O Laboratório Central de saúde Pública do Amazonas (Lacen-AM) e o Laboratório de Fronteiras (Lafron), vinculados à Fundação de Vigilância em saúde do Amazonas – Dra. Rosemary Costa Pinto (FVS-RCP), processaram 289.821 mil processos laboratoriais em 2025, reforçando o monitoramento e a resposta a doenças no estado.

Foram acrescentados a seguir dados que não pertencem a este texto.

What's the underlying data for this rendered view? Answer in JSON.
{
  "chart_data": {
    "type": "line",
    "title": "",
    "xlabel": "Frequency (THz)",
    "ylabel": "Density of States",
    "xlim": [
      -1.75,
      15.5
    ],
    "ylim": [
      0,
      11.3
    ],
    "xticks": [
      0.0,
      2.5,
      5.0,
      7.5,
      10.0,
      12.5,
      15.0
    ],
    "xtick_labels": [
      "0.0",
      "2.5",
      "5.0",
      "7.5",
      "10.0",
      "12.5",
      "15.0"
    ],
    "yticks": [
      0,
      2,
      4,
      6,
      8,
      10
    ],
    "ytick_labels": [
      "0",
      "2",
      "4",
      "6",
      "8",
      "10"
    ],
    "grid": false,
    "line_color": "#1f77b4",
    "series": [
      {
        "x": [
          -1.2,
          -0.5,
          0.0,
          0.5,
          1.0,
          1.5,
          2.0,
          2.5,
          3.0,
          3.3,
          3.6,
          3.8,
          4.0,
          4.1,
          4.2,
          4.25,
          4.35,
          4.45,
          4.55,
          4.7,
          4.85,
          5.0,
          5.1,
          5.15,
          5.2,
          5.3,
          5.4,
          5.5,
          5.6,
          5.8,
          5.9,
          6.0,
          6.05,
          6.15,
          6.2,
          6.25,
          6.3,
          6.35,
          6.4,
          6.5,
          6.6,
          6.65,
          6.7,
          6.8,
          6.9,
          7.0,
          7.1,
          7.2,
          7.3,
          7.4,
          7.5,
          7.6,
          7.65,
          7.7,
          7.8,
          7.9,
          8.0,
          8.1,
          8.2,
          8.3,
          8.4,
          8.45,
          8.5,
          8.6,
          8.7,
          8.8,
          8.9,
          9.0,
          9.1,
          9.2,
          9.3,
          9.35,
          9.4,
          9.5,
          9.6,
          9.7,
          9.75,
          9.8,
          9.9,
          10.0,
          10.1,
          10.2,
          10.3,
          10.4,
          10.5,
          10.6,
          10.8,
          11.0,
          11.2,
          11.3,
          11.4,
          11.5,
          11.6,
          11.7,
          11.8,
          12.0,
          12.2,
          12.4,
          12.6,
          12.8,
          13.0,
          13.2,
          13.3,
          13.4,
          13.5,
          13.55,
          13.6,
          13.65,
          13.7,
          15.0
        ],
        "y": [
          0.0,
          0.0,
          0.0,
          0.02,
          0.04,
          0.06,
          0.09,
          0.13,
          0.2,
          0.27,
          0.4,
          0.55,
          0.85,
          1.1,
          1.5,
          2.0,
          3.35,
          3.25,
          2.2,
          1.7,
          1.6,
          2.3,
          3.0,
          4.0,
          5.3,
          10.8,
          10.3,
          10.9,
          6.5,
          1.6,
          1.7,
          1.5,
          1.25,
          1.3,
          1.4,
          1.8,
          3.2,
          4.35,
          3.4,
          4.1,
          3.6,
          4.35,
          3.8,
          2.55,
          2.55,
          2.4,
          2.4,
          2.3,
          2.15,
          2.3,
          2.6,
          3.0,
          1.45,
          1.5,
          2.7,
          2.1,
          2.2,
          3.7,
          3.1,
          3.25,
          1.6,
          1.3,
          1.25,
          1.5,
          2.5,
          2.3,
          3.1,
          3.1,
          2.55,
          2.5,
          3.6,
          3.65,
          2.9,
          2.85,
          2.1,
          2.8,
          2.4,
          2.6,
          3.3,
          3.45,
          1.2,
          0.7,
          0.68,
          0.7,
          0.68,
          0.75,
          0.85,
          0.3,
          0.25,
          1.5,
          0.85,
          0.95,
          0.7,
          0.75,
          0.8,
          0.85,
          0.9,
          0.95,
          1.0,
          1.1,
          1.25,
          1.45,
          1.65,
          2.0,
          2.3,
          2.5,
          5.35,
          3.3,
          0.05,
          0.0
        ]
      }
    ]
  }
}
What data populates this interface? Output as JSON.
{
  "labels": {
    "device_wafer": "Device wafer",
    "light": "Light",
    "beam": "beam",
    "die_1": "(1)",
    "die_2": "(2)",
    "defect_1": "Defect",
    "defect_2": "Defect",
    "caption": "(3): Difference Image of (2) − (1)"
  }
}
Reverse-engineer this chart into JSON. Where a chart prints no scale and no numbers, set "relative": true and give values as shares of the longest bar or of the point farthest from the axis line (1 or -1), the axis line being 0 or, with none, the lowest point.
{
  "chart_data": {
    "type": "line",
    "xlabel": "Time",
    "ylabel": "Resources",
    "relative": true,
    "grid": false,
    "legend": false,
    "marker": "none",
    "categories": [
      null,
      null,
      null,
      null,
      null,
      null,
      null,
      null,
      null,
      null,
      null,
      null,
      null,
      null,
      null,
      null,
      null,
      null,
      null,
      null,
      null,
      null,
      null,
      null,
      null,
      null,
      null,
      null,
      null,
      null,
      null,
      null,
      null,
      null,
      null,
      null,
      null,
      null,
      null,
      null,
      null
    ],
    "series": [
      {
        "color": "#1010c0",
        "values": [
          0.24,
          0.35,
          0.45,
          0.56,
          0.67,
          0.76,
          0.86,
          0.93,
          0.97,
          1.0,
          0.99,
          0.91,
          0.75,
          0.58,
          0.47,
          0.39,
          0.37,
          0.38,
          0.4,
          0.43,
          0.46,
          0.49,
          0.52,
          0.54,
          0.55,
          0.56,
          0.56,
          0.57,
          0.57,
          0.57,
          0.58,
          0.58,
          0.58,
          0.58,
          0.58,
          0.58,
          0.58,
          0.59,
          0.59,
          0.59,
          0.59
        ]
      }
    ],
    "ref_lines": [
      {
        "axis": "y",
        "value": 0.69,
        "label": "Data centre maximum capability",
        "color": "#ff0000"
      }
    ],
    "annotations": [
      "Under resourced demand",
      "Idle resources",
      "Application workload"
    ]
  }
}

Os procedimentos envolveram amostras da capital e do interior e incluíram análises em biologia molecular, vigilância sanitária e diagnósticos de notificação compulsória.
Resultados e distribuição
Desses processos, 263.568 exames e ensaios laboratoriais foram processados pelo Lacen-AM a partir de amostras da capital e do interior do Amazonas. O Lafron realizou 26.253 procedimentos laboratoriais na região do Alto Solimões, com foco em diagnósticos, vigilância sanitária e testes avançados.
A diretora-presidente da FVS-RCP, Tatyana Amorim, afirmou: “Aprimoramos o teste para detectar uma condição crucial na malária vivax e ampliamos o uso de um medicamento que possibilita sua cura radical. Avançamos também na identificação de vírus respiratórios e doenças transmitidas por mosquitos, além de expandir o diagnóstico para tuberculose, leishmaniose, hanseníase, infecções virais e algumas infecções de pele”.
O diretor do Lacen-AM, Marco Aurélio Oliveira, declarou que as iniciativas priorizam a detecção precoce e a tomada de decisões “embasadas em dados confiáveis” e visam o fortalecimento da saúde pública na região Norte.
capacitação e integração da REDE
As ações incluíram capacitações presenciais e virtuais, visitas técnicas a municípios do interior e suporte direto a unidades hospitalares, promovendo maior integração entre vigilância epidemiológica e vigilância laboratorial. Segundo a FVS-RCP, o fortalecimento da REDE estadual de laboratórios teve papel central nas rotinas de análise e no fluxo de informação para os serviços de saúde.
O diretor do Lafron, Herton Dantas, que coordena as atividades em Tabatinga, a 1.108 quilômetros de Manaus, ressaltou a relevância dessas medidas para a região do Alto Solimões, na tríplice fronteira com Colômbia e Peru. “A circulação contínua de populações flutuantes entre essas cidades impõe desafios para o controle e a prevenção da disseminação de vírus e outras doenças. Os serviços atualizados fazem parte do processo para tornar a REDE de saúde coletiva mais resistente e eficiente frente às particularidades dessa região estratégica”, avaliou.
Vigilância laboratorial em evidência
Ao longo de 2025, Lacen-AM e Lafron reforçaram o controle de doenças e o monitoramento epidemiológico por meio da realização de milhares de exames e ensaios. De acordo com as diretrizes nacionais de saúde pública, os laboratórios atuaram seguindo protocolos que permitiram disponibilizar informações para a tomada de decisão e a proteção da população.